This piece was first published in The Times of Israel.
Thirty-six rabbis are expected to shortly shave their heads in honor of St. Baldrick, but their congregants will be relieved to know the rabbis are not changing their religion. The Jewish leaders are simply showing just how fervent they are in their desire to support pediatric cancer research.
“There’s no real St. Baldrick,” explains Rabbi Rebecca Einstein Schorr, who is organizing the fundraising campaign in honor of Samuel Sommer, an eight-year-old Chicago-area boy suffering from refractory acute myeloid leukemia.
In coordination with the St. Baldrick’s Foundation (its name is a mashup of “bald” and “St. Patrick’s), Schorr is recruiting 36 of her colleagues to shave their heads to bring in at least $180,000 in sponsorship donations toward research grant funding.

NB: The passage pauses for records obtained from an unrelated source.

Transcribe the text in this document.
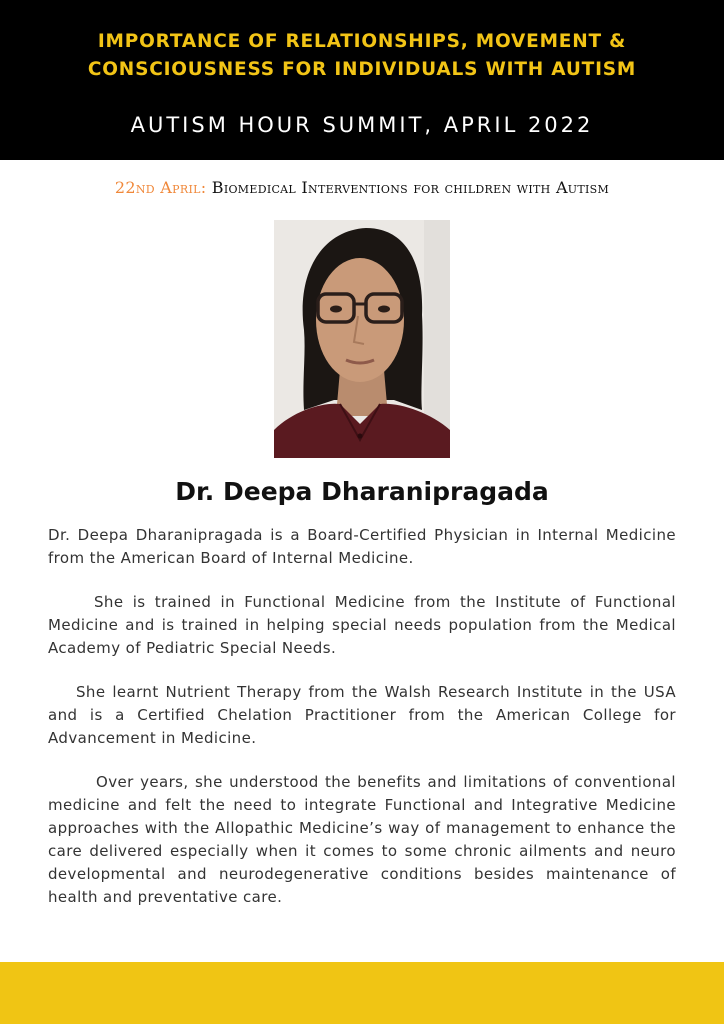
IMPORTANCE OF RELATIONSHIPS, MOVEMENT &
CONSCIOUSNESS FOR INDIVIDUALS WITH AUTISM
AUTISM HOUR SUMMIT, APRIL 2022
22nd April: Biomedical Interventions for children with Autism
Dr. Deepa Dharanipragada

Dr. Deepa Dharanipragada is a Board-Certified Physician in Internal Medicine from the American Board of Internal Medicine.

She is trained in Functional Medicine from the Institute of Functional Medicine and is trained in helping special needs population from the Medical Academy of Pediatric Special Needs.

She learnt Nutrient Therapy from the Walsh Research Institute in the USA and is a Certified Chelation Practitioner from the American College for Advancement in Medicine.

Over years, she understood the benefits and limitations of conventional medicine and felt the need to integrate Functional and Integrative Medicine approaches with the Allopathic Medicine’s way of management to enhance the care delivered especially when it comes to some chronic ailments and neuro developmental and neurodegenerative conditions besides maintenance of health and preventative care.
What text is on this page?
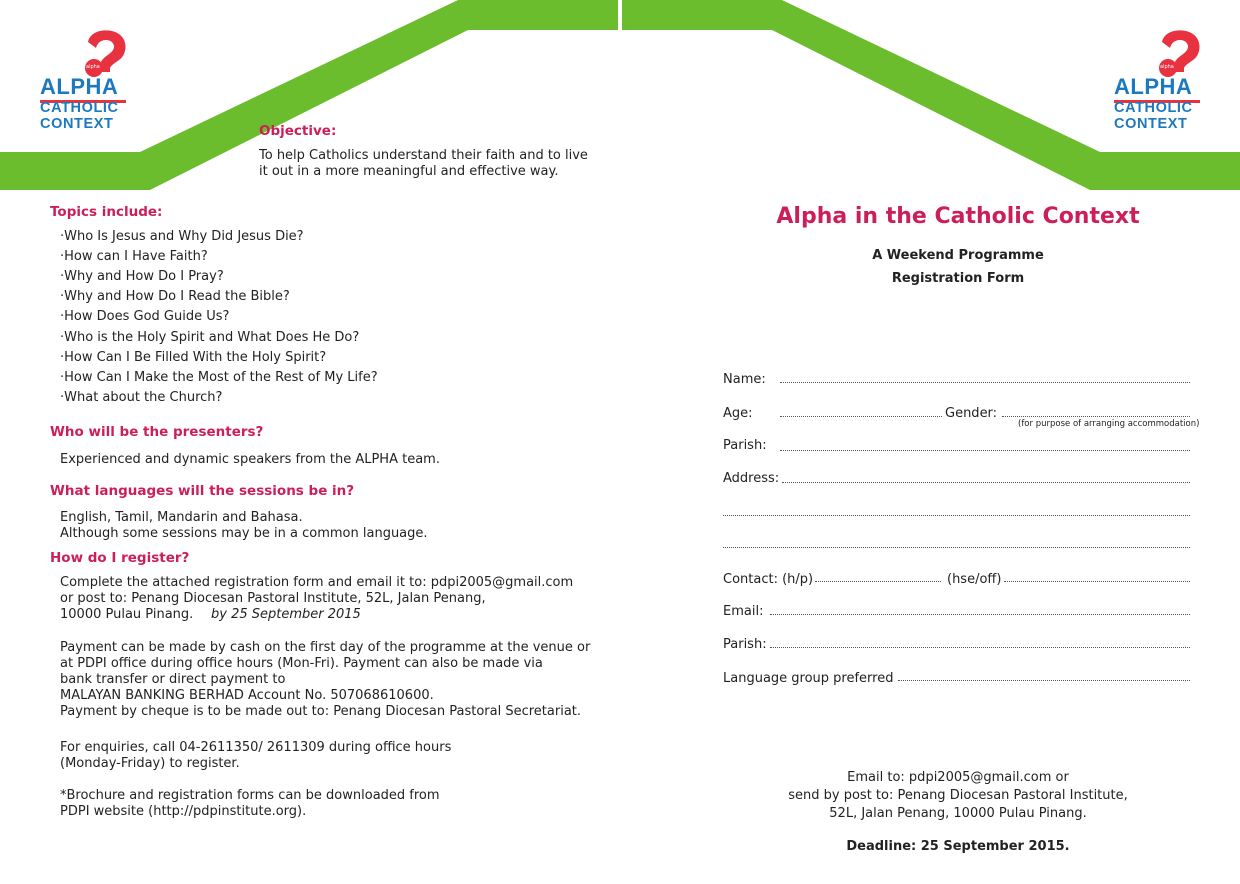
alpha
ALPHA
CATHOLIC
CONTEXT
alpha
ALPHA
CATHOLIC
CONTEXT
Objective:
To help Catholics understand their faith and to live
it out in a more meaningful and effective way.
Topics include:
·Who Is Jesus and Why Did Jesus Die?
·How can I Have Faith?
·Why and How Do I Pray?
·Why and How Do I Read the Bible?
·How Does God Guide Us?
·Who is the Holy Spirit and What Does He Do?
·How Can I Be Filled With the Holy Spirit?
·How Can I Make the Most of the Rest of My Life?
·What about the Church?
Who will be the presenters?
Experienced and dynamic speakers from the ALPHA team.
What languages will the sessions be in?
English, Tamil, Mandarin and Bahasa.
Although some sessions may be in a common language.
How do I register?
Complete the attached registration form and email it to: pdpi2005@gmail.com
or post to: Penang Diocesan Pastoral Institute, 52L, Jalan Penang,
10000 Pulau Pinang. by 25 September 2015
Payment can be made by cash on the first day of the programme at the venue or
at PDPI office during office hours (Mon-Fri). Payment can also be made via
bank transfer or direct payment to
MALAYAN BANKING BERHAD Account No. 507068610600.
Payment by cheque is to be made out to: Penang Diocesan Pastoral Secretariat.
For enquiries, call 04-2611350/ 2611309 during office hours
(Monday-Friday) to register.
*Brochure and registration forms can be downloaded from
PDPI website (http://pdpinstitute.org).
Alpha in the Catholic Context
A Weekend Programme
Registration Form
Name:
Age:	Gender:
(for purpose of arranging accommodation)
Parish:
Address:
Contact: (h/p)	(hse/off)
Email:
Parish:
Language group preferred
Email to: pdpi2005@gmail.com or
send by post to: Penang Diocesan Pastoral Institute,
52L, Jalan Penang, 10000 Pulau Pinang.
Deadline: 25 September 2015.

“It’s really important to fund research specifically for childhood cancers,” says Schorr, who lives near Allentown, Pennsylvania, and edits a blog about disability for the New York Jewish Week. “So little is earmarked for pediatric cancer research, but at the same time, protocols for adult research are not safe for kids.”
Sam is the son of Schorr’s colleague, Rabbi Phyllis Sommer. Following an initial diagnosis in June 2012, Sam underwent treatment, including a bone marrow treatment, and went into remission. Recently, his illness returned and doctors told his parents there is nothing more they can do for him. His mother has recorded her son’s and her family’s cancer journey on a blog called “Superman Sam.”